Executives on Wayfair’s Q1 2026 earnings call addressed rising fuel costs and the supply-chain systems in place that help insulate the retailer.
Co-founder and CEO Niraj Shah told investors on the retailer’s Q1 earnings call that “Wayfair has been off to a solid start to the year despite a volatile macroeconomic backdrop.” He noted that weather disruptions across the U.S. created “a choppy start to the year” that led into “a broader pullback in consumer spending driven by elevated energy and fuel prices.”
On the latter portion, Shah was referring to the impacts of the U.S. and Israel’s war against Iran, which began Feb. 28. Wayfair’s Q1 ended March 31.
Businesses have faced increased operating costs tied to fulfillment and supply chains as a result of the war. It has disrupted — and in some cases, halted — transit through the Strait of Hormuz. The strait runs between Iran and Oman, and about a fifth of the world’s oil normally flows through it.
As of the morning of April 30, the price of a barrel of crude oil reached $104. It reached $112 on April 7. On Feb. 23, it was about $65, according to historical data from Trading Economics.
Wayfair ranks No. 11 in the Top 2000 Database, Digital Commerce 360’s ranking of North American online retailers by annual ecommerce sales. Wayfair is also the highest-ranking Housewares & Home Furnishings retailer in the Top 2000.
Impact of fuel costs on Wayfair operations in Q1
Shah said Wayfair is sticking to its plan to “increasingly outperform” the home furnishings category, “even as the macro environment remains turbulent.”
He said Wayfair’s platform puts it in “a strategically valuable position.”
“While we face higher cost for fulfillment, those are reflected in the end retail price via the take rate,” Shah said. “Suppliers ultimately decide the level of cost burden they’re willing to bear as they determine the wholesale price they want to charge for each item. Ultimately, we see that suppliers are focused on remaining competitive, especially in such a demand-constrained period. And so prices remain generally stable. This is a critical feature of our model.”
Kate Gulliver, chief financial officer and chief administrative officer, explained how Wayfair is able to mitigate the effects of rising fuel costs.
“Obviously, the way that our model works is we have the wholesale cost,” Gulliver. We add from our suppliers. We add on top of that the cost to deliver, incidents and damage and then our take rate. And so effectively, we can maintain that gross margin even with fluctuations in the energy prices.”
Challenges with consumer spending
Shah said Wayfair is closely watching the broader economic environment. It’s also watching “how consumers are managing their wallets as they face higher prices at the gas pump.”
Additionally, he said Wayfair understands that a “high-ticket, long-consideration discretionary category like home furnishings would be impacted in a more meaningful economic pullback.”
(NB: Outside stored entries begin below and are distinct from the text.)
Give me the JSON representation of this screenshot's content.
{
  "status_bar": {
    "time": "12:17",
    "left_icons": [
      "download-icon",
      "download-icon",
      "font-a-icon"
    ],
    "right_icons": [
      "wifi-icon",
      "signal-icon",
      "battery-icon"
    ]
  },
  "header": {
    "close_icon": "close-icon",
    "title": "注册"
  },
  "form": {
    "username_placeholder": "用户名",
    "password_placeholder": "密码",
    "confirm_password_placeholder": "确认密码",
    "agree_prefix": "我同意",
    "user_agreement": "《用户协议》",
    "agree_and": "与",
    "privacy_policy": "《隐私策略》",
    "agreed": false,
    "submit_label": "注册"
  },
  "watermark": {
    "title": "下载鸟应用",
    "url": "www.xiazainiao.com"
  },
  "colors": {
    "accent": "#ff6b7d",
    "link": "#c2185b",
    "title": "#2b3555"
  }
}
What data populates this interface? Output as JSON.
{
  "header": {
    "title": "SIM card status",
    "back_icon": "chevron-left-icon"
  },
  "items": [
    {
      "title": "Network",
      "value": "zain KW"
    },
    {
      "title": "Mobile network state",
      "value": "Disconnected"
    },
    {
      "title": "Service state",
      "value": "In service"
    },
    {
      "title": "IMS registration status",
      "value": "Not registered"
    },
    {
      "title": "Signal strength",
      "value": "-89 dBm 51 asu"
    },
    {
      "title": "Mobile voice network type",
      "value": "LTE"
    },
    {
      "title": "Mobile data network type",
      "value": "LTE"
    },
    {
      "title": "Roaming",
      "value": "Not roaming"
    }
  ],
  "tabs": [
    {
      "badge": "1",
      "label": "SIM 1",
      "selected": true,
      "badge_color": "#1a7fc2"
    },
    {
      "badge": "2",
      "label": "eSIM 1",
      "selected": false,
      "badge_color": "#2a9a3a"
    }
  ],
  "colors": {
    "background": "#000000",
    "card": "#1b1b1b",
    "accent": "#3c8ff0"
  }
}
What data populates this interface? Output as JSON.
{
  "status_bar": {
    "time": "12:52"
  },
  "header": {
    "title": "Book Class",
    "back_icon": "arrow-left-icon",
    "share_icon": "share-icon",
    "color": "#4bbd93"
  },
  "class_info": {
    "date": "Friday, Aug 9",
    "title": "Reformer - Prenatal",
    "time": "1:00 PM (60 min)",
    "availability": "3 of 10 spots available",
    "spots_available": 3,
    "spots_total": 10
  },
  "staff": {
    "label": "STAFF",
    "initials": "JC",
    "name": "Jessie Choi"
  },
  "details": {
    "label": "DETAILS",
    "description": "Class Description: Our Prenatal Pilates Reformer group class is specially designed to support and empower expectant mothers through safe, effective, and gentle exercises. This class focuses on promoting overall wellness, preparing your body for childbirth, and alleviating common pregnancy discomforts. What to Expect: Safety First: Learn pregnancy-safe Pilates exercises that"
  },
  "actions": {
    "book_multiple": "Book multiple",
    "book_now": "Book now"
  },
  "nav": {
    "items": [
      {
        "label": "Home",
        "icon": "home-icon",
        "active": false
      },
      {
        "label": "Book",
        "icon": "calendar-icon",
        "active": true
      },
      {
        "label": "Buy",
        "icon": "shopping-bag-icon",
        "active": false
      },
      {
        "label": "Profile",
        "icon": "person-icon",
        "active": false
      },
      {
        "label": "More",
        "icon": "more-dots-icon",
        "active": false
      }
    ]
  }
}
In response to an analyst’s question, Shah said he does not think energy prices have had a direct impact on sales moving online.
“I would say that, obviously, in a world where customers have noticed prices going up, it doesn’t help optically that they see the gas prices having jumped up 20% year-over-year or all the headlines are basically about how inflation is stubborn or there’s new spikes to it,” Shah added.
Wayfair guidance for Q2 2026
“When we think about top line performance for the full quarter, we look at how the category has performed so far and how our share spread has trended,” said Kate Gulliver, chief financial officer and chief administrative officer at Wayfair. “From there, we build in any specific changes to the promotional calendar or other items that would impact the comparable to get to a final figure.”
She said the home furnishings category “has been volatile in April so far.” Gulliver noted three core factors that have led the retailer to expect mid-single-digit year-over-year growth in Q2:
- Wayfair’s share of the home furnishings category
- Its promotional intensity being similar to the prior year
- Ongoing macroeconomic factors, in part tied to the war against Iran
“We’re not going to wait for the macro environment to normalize,” Gulliver said. “We can drive growth on the basis of our outperformance, and you’ll see us deliver on that over the rest of 2026 and beyond.”